Was die Kirche im Innersten zusammenhält
Wie entgehen reformierte Kirchen der profillosen Beliebigkeit – und andererseits der Versuchung, sich als nicht-katholisch oder nicht-evangelikal zu definieren? An seiner nationalen Tagung befasste sich das LKF am 7. Juni 2008 mit dem Selbstverständnis der Reformierten und den Grundlagen, die der Genfer Reformator Jean Calvin dafür bereitstellte.

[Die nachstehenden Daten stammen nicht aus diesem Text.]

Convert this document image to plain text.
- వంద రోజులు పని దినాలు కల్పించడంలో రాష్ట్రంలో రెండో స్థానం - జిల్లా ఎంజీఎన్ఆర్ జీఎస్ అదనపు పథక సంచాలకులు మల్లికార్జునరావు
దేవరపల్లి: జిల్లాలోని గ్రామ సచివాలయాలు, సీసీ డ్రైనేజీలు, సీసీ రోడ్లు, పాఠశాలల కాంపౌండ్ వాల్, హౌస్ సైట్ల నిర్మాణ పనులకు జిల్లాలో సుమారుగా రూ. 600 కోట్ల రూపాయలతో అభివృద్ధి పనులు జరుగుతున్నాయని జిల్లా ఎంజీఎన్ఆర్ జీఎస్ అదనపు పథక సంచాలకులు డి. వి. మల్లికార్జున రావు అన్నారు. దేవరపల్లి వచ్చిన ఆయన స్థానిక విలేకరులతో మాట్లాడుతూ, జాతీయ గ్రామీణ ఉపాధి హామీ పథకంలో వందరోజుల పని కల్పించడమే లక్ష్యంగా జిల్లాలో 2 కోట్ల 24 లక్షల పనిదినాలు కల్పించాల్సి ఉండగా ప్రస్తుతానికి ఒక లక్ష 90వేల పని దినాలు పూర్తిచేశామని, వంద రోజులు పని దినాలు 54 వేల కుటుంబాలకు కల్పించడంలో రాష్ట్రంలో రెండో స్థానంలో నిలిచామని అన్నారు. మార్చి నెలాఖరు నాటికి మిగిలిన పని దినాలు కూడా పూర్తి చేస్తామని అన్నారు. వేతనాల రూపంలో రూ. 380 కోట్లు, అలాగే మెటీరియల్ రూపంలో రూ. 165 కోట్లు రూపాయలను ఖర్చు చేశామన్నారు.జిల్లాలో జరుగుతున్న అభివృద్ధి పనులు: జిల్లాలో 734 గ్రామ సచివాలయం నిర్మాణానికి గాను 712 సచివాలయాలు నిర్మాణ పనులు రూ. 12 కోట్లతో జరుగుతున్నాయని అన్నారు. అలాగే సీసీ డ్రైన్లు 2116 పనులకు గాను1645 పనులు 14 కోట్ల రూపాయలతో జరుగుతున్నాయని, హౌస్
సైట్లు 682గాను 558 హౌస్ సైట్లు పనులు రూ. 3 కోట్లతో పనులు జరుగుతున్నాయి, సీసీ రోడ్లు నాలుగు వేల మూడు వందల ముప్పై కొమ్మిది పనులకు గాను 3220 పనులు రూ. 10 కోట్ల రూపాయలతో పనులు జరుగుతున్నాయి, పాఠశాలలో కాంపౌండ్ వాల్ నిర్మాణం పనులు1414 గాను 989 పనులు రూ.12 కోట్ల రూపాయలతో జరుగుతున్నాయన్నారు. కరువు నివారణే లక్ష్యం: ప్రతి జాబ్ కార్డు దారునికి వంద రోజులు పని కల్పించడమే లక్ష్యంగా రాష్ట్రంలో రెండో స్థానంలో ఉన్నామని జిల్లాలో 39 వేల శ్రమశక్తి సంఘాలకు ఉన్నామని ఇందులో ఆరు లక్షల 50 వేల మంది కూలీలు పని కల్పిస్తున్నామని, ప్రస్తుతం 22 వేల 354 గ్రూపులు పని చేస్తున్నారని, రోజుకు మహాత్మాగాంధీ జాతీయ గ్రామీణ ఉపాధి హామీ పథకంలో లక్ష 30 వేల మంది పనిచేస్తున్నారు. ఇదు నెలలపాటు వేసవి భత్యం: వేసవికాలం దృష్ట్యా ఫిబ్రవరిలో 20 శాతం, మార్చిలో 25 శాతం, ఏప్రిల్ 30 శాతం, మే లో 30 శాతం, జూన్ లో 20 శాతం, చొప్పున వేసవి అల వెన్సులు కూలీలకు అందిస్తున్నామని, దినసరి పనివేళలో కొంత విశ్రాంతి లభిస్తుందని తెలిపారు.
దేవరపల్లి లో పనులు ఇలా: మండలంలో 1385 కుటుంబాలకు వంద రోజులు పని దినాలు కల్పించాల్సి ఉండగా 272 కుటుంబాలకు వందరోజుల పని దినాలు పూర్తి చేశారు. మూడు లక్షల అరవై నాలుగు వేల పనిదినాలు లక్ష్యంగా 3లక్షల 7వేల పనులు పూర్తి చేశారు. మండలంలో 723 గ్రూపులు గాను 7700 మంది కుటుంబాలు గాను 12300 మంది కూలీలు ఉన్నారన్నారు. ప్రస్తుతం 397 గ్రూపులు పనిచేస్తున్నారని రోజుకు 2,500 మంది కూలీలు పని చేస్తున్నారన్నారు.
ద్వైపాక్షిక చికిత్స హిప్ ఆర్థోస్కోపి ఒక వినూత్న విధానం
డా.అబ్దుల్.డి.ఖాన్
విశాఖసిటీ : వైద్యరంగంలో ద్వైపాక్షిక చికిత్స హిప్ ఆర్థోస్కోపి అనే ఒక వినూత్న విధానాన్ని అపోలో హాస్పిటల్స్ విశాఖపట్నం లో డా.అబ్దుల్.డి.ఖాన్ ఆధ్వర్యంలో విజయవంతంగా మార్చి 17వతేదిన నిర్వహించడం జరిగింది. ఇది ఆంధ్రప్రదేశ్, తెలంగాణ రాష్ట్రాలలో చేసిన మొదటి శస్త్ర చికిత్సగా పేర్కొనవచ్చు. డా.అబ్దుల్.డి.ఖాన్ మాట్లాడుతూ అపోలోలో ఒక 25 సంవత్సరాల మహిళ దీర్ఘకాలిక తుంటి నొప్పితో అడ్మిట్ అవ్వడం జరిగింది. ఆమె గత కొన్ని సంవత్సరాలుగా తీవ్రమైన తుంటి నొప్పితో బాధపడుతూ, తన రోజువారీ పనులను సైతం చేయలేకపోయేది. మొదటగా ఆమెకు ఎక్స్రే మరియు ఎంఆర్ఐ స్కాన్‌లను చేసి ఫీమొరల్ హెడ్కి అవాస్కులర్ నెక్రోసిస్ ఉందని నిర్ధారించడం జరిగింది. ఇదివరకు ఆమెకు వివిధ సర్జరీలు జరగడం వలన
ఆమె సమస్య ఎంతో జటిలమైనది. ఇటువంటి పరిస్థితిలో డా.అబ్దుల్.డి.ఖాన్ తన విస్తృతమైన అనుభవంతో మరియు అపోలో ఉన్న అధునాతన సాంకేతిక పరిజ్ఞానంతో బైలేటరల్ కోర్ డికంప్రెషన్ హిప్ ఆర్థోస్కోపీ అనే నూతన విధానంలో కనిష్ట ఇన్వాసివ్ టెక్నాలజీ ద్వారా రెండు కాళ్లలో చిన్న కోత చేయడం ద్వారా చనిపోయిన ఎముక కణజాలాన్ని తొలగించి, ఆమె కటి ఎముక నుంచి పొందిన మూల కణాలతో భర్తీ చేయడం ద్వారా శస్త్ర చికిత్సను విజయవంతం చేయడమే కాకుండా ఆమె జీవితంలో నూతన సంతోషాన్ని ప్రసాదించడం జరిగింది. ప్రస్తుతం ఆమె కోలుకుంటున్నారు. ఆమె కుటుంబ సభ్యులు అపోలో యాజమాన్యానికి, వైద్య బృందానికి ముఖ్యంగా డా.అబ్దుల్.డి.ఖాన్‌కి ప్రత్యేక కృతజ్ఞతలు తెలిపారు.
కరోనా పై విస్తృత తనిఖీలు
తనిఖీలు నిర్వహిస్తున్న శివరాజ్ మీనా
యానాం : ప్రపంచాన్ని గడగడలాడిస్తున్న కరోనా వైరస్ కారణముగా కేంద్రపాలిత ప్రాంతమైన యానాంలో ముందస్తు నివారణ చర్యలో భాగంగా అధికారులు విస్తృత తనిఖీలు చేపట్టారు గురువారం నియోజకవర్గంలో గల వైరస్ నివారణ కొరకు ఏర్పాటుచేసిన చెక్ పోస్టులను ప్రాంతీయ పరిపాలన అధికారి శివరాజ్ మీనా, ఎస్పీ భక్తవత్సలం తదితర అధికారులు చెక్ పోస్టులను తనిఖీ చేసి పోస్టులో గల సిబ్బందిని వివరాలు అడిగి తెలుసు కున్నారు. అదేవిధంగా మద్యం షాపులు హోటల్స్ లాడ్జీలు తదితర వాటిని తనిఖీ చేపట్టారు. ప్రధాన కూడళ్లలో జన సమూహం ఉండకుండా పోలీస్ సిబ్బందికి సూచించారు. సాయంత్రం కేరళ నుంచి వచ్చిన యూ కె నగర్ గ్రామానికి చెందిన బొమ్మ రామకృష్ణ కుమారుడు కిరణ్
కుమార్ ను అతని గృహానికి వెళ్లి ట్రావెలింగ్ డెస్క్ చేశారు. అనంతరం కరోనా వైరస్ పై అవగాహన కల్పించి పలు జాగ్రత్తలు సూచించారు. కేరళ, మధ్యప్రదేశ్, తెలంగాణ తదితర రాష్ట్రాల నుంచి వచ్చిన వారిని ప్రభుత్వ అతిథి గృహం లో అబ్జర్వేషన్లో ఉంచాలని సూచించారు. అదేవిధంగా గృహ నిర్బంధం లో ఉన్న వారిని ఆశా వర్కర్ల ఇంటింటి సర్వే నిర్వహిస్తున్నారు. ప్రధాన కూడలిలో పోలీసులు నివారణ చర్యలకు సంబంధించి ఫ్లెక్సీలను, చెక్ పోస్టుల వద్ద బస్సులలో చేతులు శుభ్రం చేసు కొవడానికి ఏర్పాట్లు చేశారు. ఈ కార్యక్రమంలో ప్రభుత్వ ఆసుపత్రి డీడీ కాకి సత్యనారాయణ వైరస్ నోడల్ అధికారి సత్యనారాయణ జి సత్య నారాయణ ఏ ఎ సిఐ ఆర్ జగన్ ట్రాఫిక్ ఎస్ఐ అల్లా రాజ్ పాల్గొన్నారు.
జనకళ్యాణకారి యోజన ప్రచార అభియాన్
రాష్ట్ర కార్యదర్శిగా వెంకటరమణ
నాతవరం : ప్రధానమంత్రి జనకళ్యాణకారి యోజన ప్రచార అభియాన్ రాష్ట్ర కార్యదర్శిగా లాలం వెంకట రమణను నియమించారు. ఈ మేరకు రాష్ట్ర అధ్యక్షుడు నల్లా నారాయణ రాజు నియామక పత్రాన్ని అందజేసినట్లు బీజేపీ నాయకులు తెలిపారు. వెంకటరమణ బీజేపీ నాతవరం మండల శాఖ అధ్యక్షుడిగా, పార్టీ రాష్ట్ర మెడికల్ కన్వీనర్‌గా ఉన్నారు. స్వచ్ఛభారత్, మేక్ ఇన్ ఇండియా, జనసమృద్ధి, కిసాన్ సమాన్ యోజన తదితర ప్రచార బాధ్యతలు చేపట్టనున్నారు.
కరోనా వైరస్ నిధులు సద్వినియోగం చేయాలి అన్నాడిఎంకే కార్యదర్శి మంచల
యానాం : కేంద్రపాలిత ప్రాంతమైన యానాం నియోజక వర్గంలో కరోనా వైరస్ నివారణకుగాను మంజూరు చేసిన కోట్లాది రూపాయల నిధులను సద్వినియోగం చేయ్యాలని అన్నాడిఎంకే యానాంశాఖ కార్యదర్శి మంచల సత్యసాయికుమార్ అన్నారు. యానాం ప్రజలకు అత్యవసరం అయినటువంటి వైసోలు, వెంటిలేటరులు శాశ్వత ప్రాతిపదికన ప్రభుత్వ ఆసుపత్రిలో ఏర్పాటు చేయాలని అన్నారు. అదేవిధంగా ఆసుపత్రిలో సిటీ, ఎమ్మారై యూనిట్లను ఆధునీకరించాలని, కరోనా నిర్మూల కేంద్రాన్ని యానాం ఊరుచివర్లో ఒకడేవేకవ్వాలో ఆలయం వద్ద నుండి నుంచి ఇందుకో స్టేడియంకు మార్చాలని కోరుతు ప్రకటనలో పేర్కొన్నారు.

Im Schweizer Föderalismus betonen die reformierten Kirchen ihre kantonalen Eigenheiten. Und seit der Reformation haben sie sich abgegrenzt: gegenüber Rom und den Täufern, weiteren Freikirchen, reformierten Evangelikalen ... Dies genügt nicht, wie der Zürcher reformierte Ökumene-Beauftragte Pfr. Peter Dettwiler in Bern darlegte. Kirche als Christus-Gemeinschaft kann „es im Grunde genommen nur in der Einzahl geben“. Doch, so fragte Dettwiler, „ist nicht jede Kirche … letztlich davon überzeugt, doch etwas mehr von Christus zu haben als die andern, Christus besser verstanden zu haben, Christus besser zu bezeugen, ihm mehr Raum zu geben?“ Nicht einfach sei es zu akzeptieren, „dass die andern den gleichen Christus haben, geschweige denn in diesem gleichen Christus eins zu sein“. Doch genau da, so Dettwiler, beginnt eine echte Ökumene.
Identität nicht durch Abgrenzung
Der Referent erinnerte daran, dass reformierte Gläubige dazu neigen, sich einzeln als Sonderfall zu verstehen (Werbeslogan: ‚Selber denken. Die Reformierten‘). Im 1848 gegründeten Bundesstaat Schweiz hätten die reformierten Kantonalkirchen zwar seit 1920 einen Kirchenbund. Weiterhin halte sich die Überzeugung, „dass die ‚nach Gottes Wort reformierte Kirche‘ in Form und Inhalt dem Evangelium näher steht als die römische“. Abgrenzung gebe es auch gegenüber bekennenden und erwecklich orientierten Christen: Peter Dettwiler stellte die Frage, ob die Landeskirche „nur Volkskirche sein kann, wenn sie ein leichtverdauliches Christentum vertritt und alles, was etwas zu fromm, zu radikal, zu verbindlich ist, sofort ausgrenzt“.
Die Vielfalt der Kirchen mache dann Sinn, wenn sie ihre je eigenen Akzente im Blick auf die gemeinsame Berufung einsetzten, sagte Dettwiler. Christen sind berufen, im anderen Christus zu sehen. Und „jede Kirche muss sich mit dem Zusammenhang zwischen real-existierender Kirche und der Kirche Jesu Christi beschäftigen – sofern sie wirklich christliche, d.h. Christus-bezogene, Christus-zentrierte und von Christus geleitete Kirche sein will“.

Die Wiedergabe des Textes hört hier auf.